Looking Back


Today women make up 30% of the AICPA membership and 57% of accounting graduates. However, the role of women in the profession was not always clear. Below, in chronological order, are excerpts from three articles from JofA s of different decades about the experiences of and prospects for women in the profession. They are presented here as part of a series of articles leading up to our centennial issue in October. Can you guess when these articles originally were published? You’ll find the answers below.

Looking Back

1. “One of the questions most frequently asked of practising accountants concerns the opportunity which accountancy offers or fails to offer for women…. This magazine is frequently requested to give advice and assistance to women who have finished accounting courses and now feel themselves competent to enter the office of a public accountant as a member of the staff. The fact that most such efforts fail causes a good deal of distress and heartburning, both of which are quite justifiable. But the fact of the matter is that women are not wanted as accountants on the staff of practising public accountants…. Few accountants display a willingness to employ women on their staffs, even for the purpose of giving them the experience required under the preliminary-practice clauses of law and regulation. In a word, then, the prospects for women in the field of accountancy are not brilliant. For that kind of accounting work which is involved in comptrollerships, treasurerships and the like, women have a distinct opportunity. In many such instances their abilities and characteristics render them far more suitable than a man would be likely to be. But as to the public field, it must be admitted, with regret, that the woman who succeeds is the rare exception.”

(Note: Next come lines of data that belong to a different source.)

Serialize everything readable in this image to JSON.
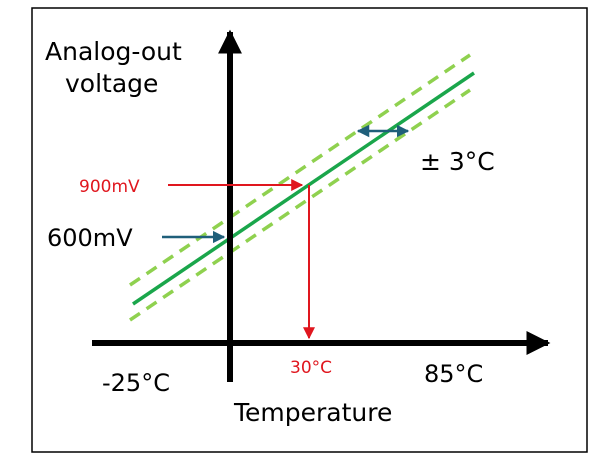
{
  "labels": {
    "y_axis_line1": "Analog-out",
    "y_axis_line2": "voltage",
    "x_axis": "Temperature",
    "x_min": "-25°C",
    "x_max": "85°C",
    "x_marker": "30°C",
    "y_marker": "900mV",
    "y_intercept": "600mV",
    "tolerance": "± 3°C"
  },
  "colors": {
    "axis": "#000000",
    "line": "#1aa64b",
    "tolerance_band": "#8fd14f",
    "marker": "#e0161e",
    "pointer": "#1f5f7a",
    "border": "#000000"
  }
}
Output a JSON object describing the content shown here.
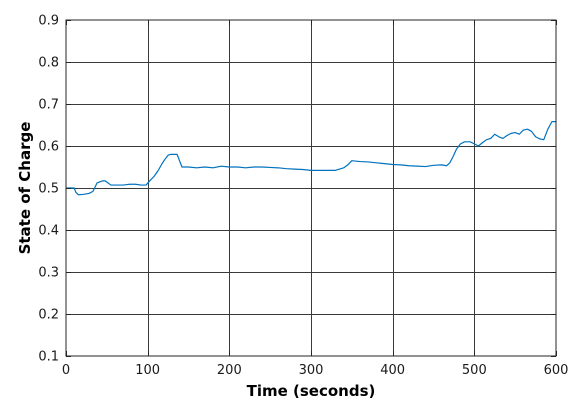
{
  "chart_data": {
    "type": "line",
    "title": "",
    "xlabel": "Time (seconds)",
    "ylabel": "State of Charge",
    "xlim": [
      0,
      600
    ],
    "ylim": [
      0.1,
      0.9
    ],
    "xticks": [
      0,
      100,
      200,
      300,
      400,
      500,
      600
    ],
    "yticks": [
      0.1,
      0.2,
      0.3,
      0.4,
      0.5,
      0.6,
      0.7,
      0.8,
      0.9
    ],
    "xtick_labels": [
      "0",
      "100",
      "200",
      "300",
      "400",
      "500",
      "600"
    ],
    "ytick_labels": [
      "0.1",
      "0.2",
      "0.3",
      "0.4",
      "0.5",
      "0.6",
      "0.7",
      "0.8",
      "0.9"
    ],
    "grid": true,
    "line_color": "#0072BD",
    "series": [
      {
        "x": [
          0,
          10,
          12,
          15,
          22,
          28,
          33,
          38,
          45,
          48,
          55,
          62,
          70,
          78,
          85,
          92,
          98,
          103,
          108,
          113,
          117,
          121,
          125,
          128,
          132,
          136,
          139,
          142,
          150,
          160,
          170,
          180,
          190,
          200,
          210,
          220,
          230,
          240,
          250,
          260,
          270,
          280,
          290,
          300,
          310,
          320,
          330,
          340,
          345,
          350,
          360,
          370,
          380,
          390,
          400,
          410,
          420,
          430,
          440,
          450,
          460,
          466,
          470,
          474,
          478,
          483,
          488,
          495,
          500,
          505,
          510,
          515,
          520,
          525,
          530,
          535,
          540,
          545,
          550,
          555,
          560,
          565,
          570,
          575,
          580,
          585,
          590,
          595,
          600
        ],
        "y": [
          0.5,
          0.5,
          0.49,
          0.484,
          0.485,
          0.487,
          0.492,
          0.512,
          0.517,
          0.517,
          0.507,
          0.507,
          0.507,
          0.509,
          0.509,
          0.507,
          0.507,
          0.518,
          0.528,
          0.542,
          0.556,
          0.568,
          0.578,
          0.58,
          0.58,
          0.58,
          0.565,
          0.55,
          0.55,
          0.548,
          0.55,
          0.548,
          0.552,
          0.55,
          0.55,
          0.548,
          0.55,
          0.55,
          0.549,
          0.548,
          0.546,
          0.545,
          0.544,
          0.542,
          0.542,
          0.542,
          0.542,
          0.548,
          0.555,
          0.565,
          0.563,
          0.562,
          0.56,
          0.558,
          0.556,
          0.555,
          0.553,
          0.552,
          0.551,
          0.554,
          0.555,
          0.553,
          0.56,
          0.575,
          0.592,
          0.605,
          0.61,
          0.61,
          0.605,
          0.6,
          0.608,
          0.615,
          0.618,
          0.628,
          0.622,
          0.618,
          0.625,
          0.63,
          0.632,
          0.628,
          0.638,
          0.64,
          0.635,
          0.622,
          0.617,
          0.615,
          0.64,
          0.658,
          0.658
        ]
      }
    ]
  }
}
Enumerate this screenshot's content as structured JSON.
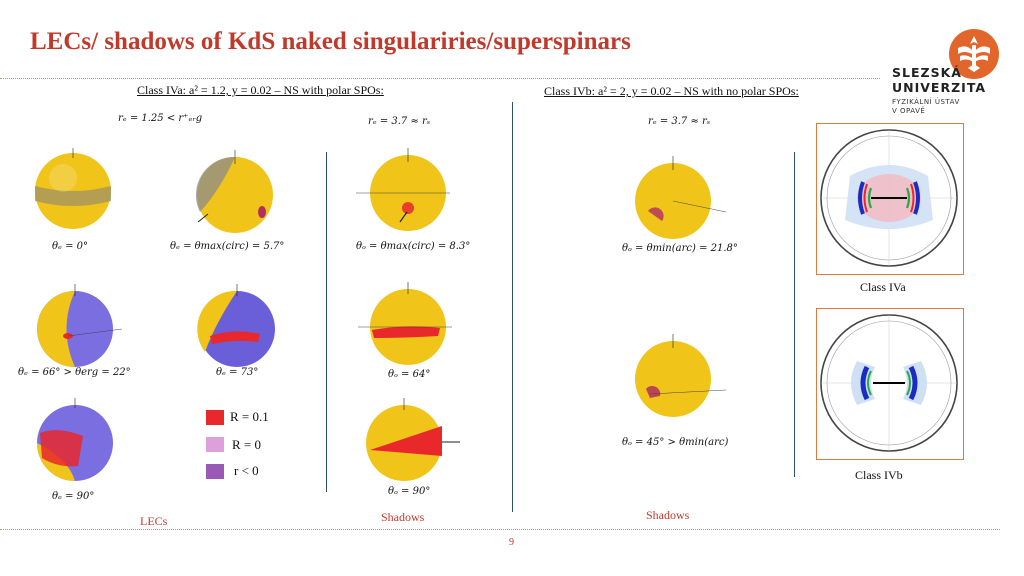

2. “The numbers of women in the accounting profession have grown slowly but steadily in the past twenty years. In 1930 the female certified public accountant was sufficiently rare to be regarded as a highly newsworthy subject wherever she appeared. Today there are more than 500 women certified public accountants in the U.S. … The American Institute of Accountants [ Editor’s note: A forerunner of the AICPA ] has communicated with the deans of the principal colleges offering accounting courses to suggest that women be encouraged to major in accounting if they are interested in the field. While no promises can be made to them, there is every reason to believe that the opportunities available to them in the accounting profession will soon be much greater than those of the recent past.”

3. “Certain problems were all but universal when women CPAs were few in number. As might be expected, the first hurdle was just securing a position. More than one woman interviewing in the late 1960s and early 1970s was told, ‘We aren’t hiring any women.’… There are accepted modes of behavior in most contexts. Fifteen years ago, however, there were few, if any, behavior codes or precedents for women in accounting. Consequently, a woman had no guidelines even in such ‘simple’ situations as who carries the audit bag and when, or if, to join a group of peers for lunch or a drink…. Management-imposed travel restrictions frequently prevented women from working on some kinds of engagements. Although many women and men today may welcome some of these restrictions, at that time they handicapped women who were unable to travel with their male counterparts. Two reasons were commonly cited for these travel limitations: (1) management generally was uncomfortable with women traveling—it was a departure from ‘normal’ behavior for women; (2) management was concerned about the feelings of wives of male staff who might disapprove of women traveling with their husbands.”